Research Implications

  • Provides a transferable analytical framework that can serve as a blueprint for evaluating digital advertising performance in real-world Google Ads campaigns.

  • Demonstrates the value and limitations of synthetic datasets, highlighting where simulated results diverge from actual consumer behavior and informing the creation of more realistic marketing data for research and education.

  • Establishes a clear, replicable analysis pipeline—from data cleaning through modeling and strategy development—that researchers and practitioners can apply to future marketing datasets.

  • Strengthens analytical skill-building, offering a structured example of how segmentation, ROAS-based evaluation, and model-driven insights can guide campaign optimization.
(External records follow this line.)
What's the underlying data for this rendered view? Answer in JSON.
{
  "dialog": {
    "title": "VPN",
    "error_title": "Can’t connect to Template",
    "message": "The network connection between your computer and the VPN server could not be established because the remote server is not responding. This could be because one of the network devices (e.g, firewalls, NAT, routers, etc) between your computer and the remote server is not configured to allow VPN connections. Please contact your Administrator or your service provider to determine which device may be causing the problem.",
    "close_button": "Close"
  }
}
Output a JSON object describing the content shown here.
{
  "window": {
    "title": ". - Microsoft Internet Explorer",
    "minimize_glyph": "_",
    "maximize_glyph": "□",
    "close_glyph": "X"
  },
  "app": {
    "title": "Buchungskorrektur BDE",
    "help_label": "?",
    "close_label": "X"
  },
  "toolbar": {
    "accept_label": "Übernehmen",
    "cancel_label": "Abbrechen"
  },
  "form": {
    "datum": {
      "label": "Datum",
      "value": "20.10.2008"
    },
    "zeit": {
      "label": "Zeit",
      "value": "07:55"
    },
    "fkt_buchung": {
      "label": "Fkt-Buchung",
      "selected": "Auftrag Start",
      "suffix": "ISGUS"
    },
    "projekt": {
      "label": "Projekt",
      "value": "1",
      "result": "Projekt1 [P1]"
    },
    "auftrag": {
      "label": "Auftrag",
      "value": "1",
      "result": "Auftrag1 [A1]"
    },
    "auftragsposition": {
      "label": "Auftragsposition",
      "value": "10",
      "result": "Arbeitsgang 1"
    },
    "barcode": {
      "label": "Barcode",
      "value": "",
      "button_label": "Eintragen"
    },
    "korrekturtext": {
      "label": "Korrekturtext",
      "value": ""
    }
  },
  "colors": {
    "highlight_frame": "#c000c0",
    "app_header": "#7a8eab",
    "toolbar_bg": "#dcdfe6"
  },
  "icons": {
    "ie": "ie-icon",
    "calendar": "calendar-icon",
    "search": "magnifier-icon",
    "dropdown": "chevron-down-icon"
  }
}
Managerical Recommendations & Actionable Plans

1.Prioritize the second-tier high-performing day device combinations(Thu–Desktop, Fri–Desktop, Sat–Mobile, Tue–Tablet, Mon–Tablet). These consistently deliver strong ROAS, but are not yet maxed out, making them the best opportunity for growth. - Reallocating the budget from low-performing combinations and directing the budget towards the second-tier increases overall ROAS from 6.97x to 7.04x without increasing total budget.

print("\n" + "="*80)
print("ROAS Reallocation Scenario")
print("="*80)

# Reload a clean Polars df for ROAS analysis 
df_roas = pl.read_csv(file_path)

# Ensure day_of_week exists
if "day_of_week" not in df_roas.columns:
    df_roas = df_roas.with_columns(
        pl.col("Ad_Date")
          .str.strptime(pl.Date, format="%Y-%m-%d", strict=False)
          .dt.strftime("%A")
          .alias("day_of_week")
    )

# BASELINE GLOBAL ROAS
# ------------------------------
totals = df_roas.select([
    pl.col("Cost").sum().alias("total_cost"),
    pl.col("Sale_Amount").sum().alias("total_revenue")
]).row(0)

total_cost, total_revenue = totals
baseline_roas = total_revenue / total_cost

print(f"Baseline ROAS: {baseline_roas:.2f}x\n")

# Build Device × Day ROAS Grid
# ------------------------------
roas_grid = (
    df_roas.group_by(["day_of_week", "Device"])
    .agg([
        pl.col("Cost").sum().alias("Total_Cost"),
        pl.col("Sale_Amount").sum().alias("Total_Revenue")
    ])
    .with_columns(
        (pl.col("Total_Revenue") / pl.col("Total_Cost")).alias("ROAS")
    )
)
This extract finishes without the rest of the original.